New York documentary filmmaker Scott Mactavish’s father was estranged from the household, so when he became a father, “I had zero template to go by,” he says. “I was blind and clueless.”

Last year he published “The New Dad’s Survival Guide” to help fathers figure out how to proceed, based on his experiences raising children, all three of them now under the age of 6.

“Getting engaged is key,” says Mactavish, 41. “To (my son), ‘Star Wars’ is the end of all the universe. Now I can have a complete discourse about all of the characters, the light sabers. It’s very important to him. We laugh it off, but to him that’s what makes him tick.”

But what about Dad as the stern stoic, he who metes out discipline among the children? Is that traditional dad role history?
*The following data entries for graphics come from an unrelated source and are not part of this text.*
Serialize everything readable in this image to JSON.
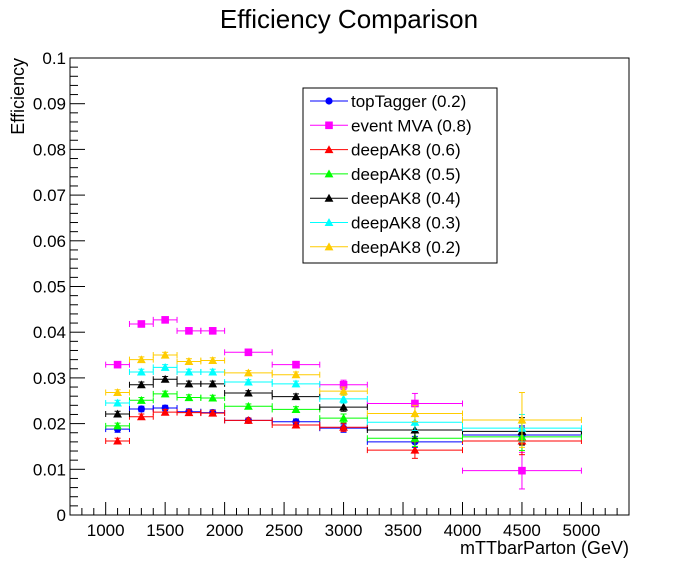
{
  "chart_data": {
    "type": "scatter",
    "title": "Efficiency Comparison",
    "xlabel": "mTTbarParton (GeV)",
    "ylabel": "Efficiency",
    "xlim": [
      700,
      5400
    ],
    "ylim": [
      0,
      0.1
    ],
    "x_ticks": [
      1000,
      1500,
      2000,
      2500,
      3000,
      3500,
      4000,
      4500,
      5000
    ],
    "x_tick_labels": [
      "1000",
      "1500",
      "2000",
      "2500",
      "3000",
      "3500",
      "4000",
      "4500",
      "5000"
    ],
    "y_ticks": [
      0,
      0.01,
      0.02,
      0.03,
      0.04,
      0.05,
      0.06,
      0.07,
      0.08,
      0.09,
      0.1
    ],
    "y_tick_labels": [
      "0",
      "0.01",
      "0.02",
      "0.03",
      "0.04",
      "0.05",
      "0.06",
      "0.07",
      "0.08",
      "0.09",
      "0.1"
    ],
    "legend_position": "top-right",
    "grid": false,
    "bins": [
      [
        1000,
        1200
      ],
      [
        1200,
        1400
      ],
      [
        1400,
        1600
      ],
      [
        1600,
        1800
      ],
      [
        1800,
        2000
      ],
      [
        2000,
        2400
      ],
      [
        2400,
        2800
      ],
      [
        2800,
        3200
      ],
      [
        3200,
        4000
      ],
      [
        4000,
        5000
      ]
    ],
    "x": [
      1100,
      1300,
      1500,
      1700,
      1900,
      2200,
      2600,
      3000,
      3600,
      4500
    ],
    "series": [
      {
        "name": "topTagger (0.2)",
        "color": "#0000ff",
        "marker": "circle",
        "values": [
          0.0188,
          0.0232,
          0.0234,
          0.0226,
          0.0224,
          0.0207,
          0.0204,
          0.019,
          0.016,
          0.0175
        ],
        "errors": [
          0.0007,
          0.0006,
          0.0006,
          0.0006,
          0.0006,
          0.0005,
          0.0006,
          0.0009,
          0.0012,
          0.002
        ]
      },
      {
        "name": "event MVA (0.8)",
        "color": "#ff00ff",
        "marker": "square",
        "values": [
          0.0329,
          0.0418,
          0.0427,
          0.0403,
          0.0403,
          0.0356,
          0.0329,
          0.0285,
          0.0244,
          0.0097
        ],
        "errors": [
          0.0006,
          0.0006,
          0.0006,
          0.0006,
          0.0006,
          0.0005,
          0.0007,
          0.001,
          0.0022,
          0.004
        ]
      },
      {
        "name": "deepAK8 (0.6)",
        "color": "#ff0000",
        "marker": "triangle",
        "values": [
          0.0162,
          0.0215,
          0.0225,
          0.0224,
          0.0223,
          0.0207,
          0.0197,
          0.0192,
          0.0142,
          0.0162
        ],
        "errors": [
          0.0006,
          0.0006,
          0.0006,
          0.0006,
          0.0006,
          0.0005,
          0.0006,
          0.0009,
          0.0018,
          0.003
        ]
      },
      {
        "name": "deepAK8 (0.5)",
        "color": "#00ff00",
        "marker": "triangle",
        "values": [
          0.0195,
          0.0251,
          0.0265,
          0.0257,
          0.0256,
          0.0238,
          0.0231,
          0.0212,
          0.0168,
          0.0171
        ],
        "errors": [
          0.0006,
          0.0006,
          0.0006,
          0.0006,
          0.0006,
          0.0005,
          0.0006,
          0.0009,
          0.0018,
          0.003
        ]
      },
      {
        "name": "deepAK8 (0.4)",
        "color": "#000000",
        "marker": "triangle",
        "values": [
          0.0221,
          0.0285,
          0.0297,
          0.0287,
          0.0287,
          0.0267,
          0.0259,
          0.0236,
          0.0186,
          0.0183
        ],
        "errors": [
          0.0006,
          0.0006,
          0.0006,
          0.0006,
          0.0006,
          0.0005,
          0.0006,
          0.0009,
          0.0018,
          0.003
        ]
      },
      {
        "name": "deepAK8 (0.3)",
        "color": "#00ffff",
        "marker": "triangle",
        "values": [
          0.0245,
          0.0313,
          0.0323,
          0.0313,
          0.0313,
          0.0291,
          0.0287,
          0.0254,
          0.0203,
          0.019
        ],
        "errors": [
          0.0006,
          0.0006,
          0.0006,
          0.0006,
          0.0006,
          0.0005,
          0.0006,
          0.0009,
          0.0018,
          0.003
        ]
      },
      {
        "name": "deepAK8 (0.2)",
        "color": "#ffcc00",
        "marker": "triangle",
        "values": [
          0.0268,
          0.034,
          0.035,
          0.0336,
          0.0338,
          0.0311,
          0.0307,
          0.0271,
          0.0222,
          0.0208
        ],
        "errors": [
          0.0006,
          0.0006,
          0.0006,
          0.0006,
          0.0006,
          0.0005,
          0.0006,
          0.0009,
          0.0018,
          0.006
        ]
      }
    ]
  }
}
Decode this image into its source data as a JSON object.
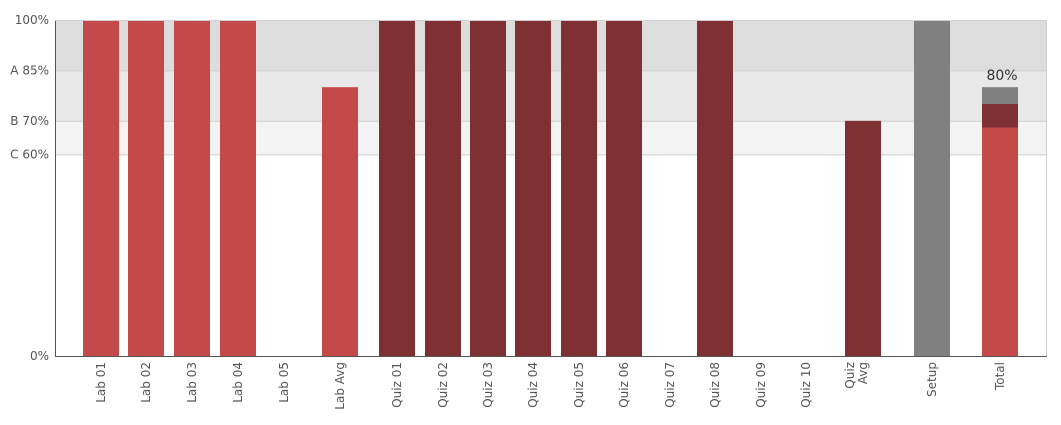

Mactavish doesn’t think so.

“That’s something that goes back to caveman times,” he says. “Wait until Dad gets home. Dad is going to drag home the woolly mammoth and then deal with you hitting your brother on the head with a rock.”

“My wife is a teacher; she has a teacher voice,” he adds. “She can’t bark them down like I can. The kids know I’m business.”

At the same time, however, it’s important for dads to “be more compassionate,” says Dave Thomas, 43, a Boulder technology entrepreneur who also runs a website dedicated to “attachment parenting,” an approach to raising children that revolves around developing intimacy between parents and children.

“I think as men, one of our knee-jerk reactions in a tense situation is to be aggressive, and it really doesn’t work with kids. In the long run, that’s a bad strategy,” he says. “The way I respond to two guys jumping me in an alley should be much different from having my kids jump me.”

Thomas also urges fathers to be strategic about their inevitable dad lectures. Sometimes, long-winded and austere soliloquies on sober topics are warranted, but nevertheless, “You know in the first five seconds they have tuned you out,” he says. “In the kid’s head, what is going on is, ‘I wonder if Joey is out playing?”‘

Understanding that, he says, can help dads telescope their messages for optimum effect: Keep it simple, make it powerful and move on.

Experience adds up

Single dads, fatherless dads, dads with authoritarian patriarchs – they all have interesting perspectives. But few dads can compete with Berthoud resident LarryBebo for sheer training.

His brood? Thirty kids.

“I have experience,” says Bebo, 58, a contractor.

He and his wife, Jackie, had their first two children more than 30 years ago. After Bebo’s business began flourishing, they went on an adoption spree, bringing 28 more kids from around the world – mostly from Asia – and from within the United States into their home.

Bebo says in his family, he’s always worked, and his wife stayed home to raise the children, 12 of whom now live in the 14,000-square-foot house.

He doesn’t believe in playing the “heavy” in the family, which is the role his own father played. Instead, kids are disciplined by either parent, as their infractions arise.

Sitting down and reading nursery rhymes with the kids? It hasn’t been Bebo’s thing, but in 1991 he took nine of his children to South Korea to meet their birth relatives.

They spent two weeks there “dealing with abandonment issues, and standing at grave sites sobbing,” he says. “You know, I think real men do eat quiche.”

You might think that after 30, he’s drawn a distinct bead on “Dad” and what it’s all about. But things always evolve.

“You never get done being a parent,” he says. “Kids are married and on their own, doing their own thing, and I still have to figure out how to be their dad. I’m still their dad. You have to keep stepping up.”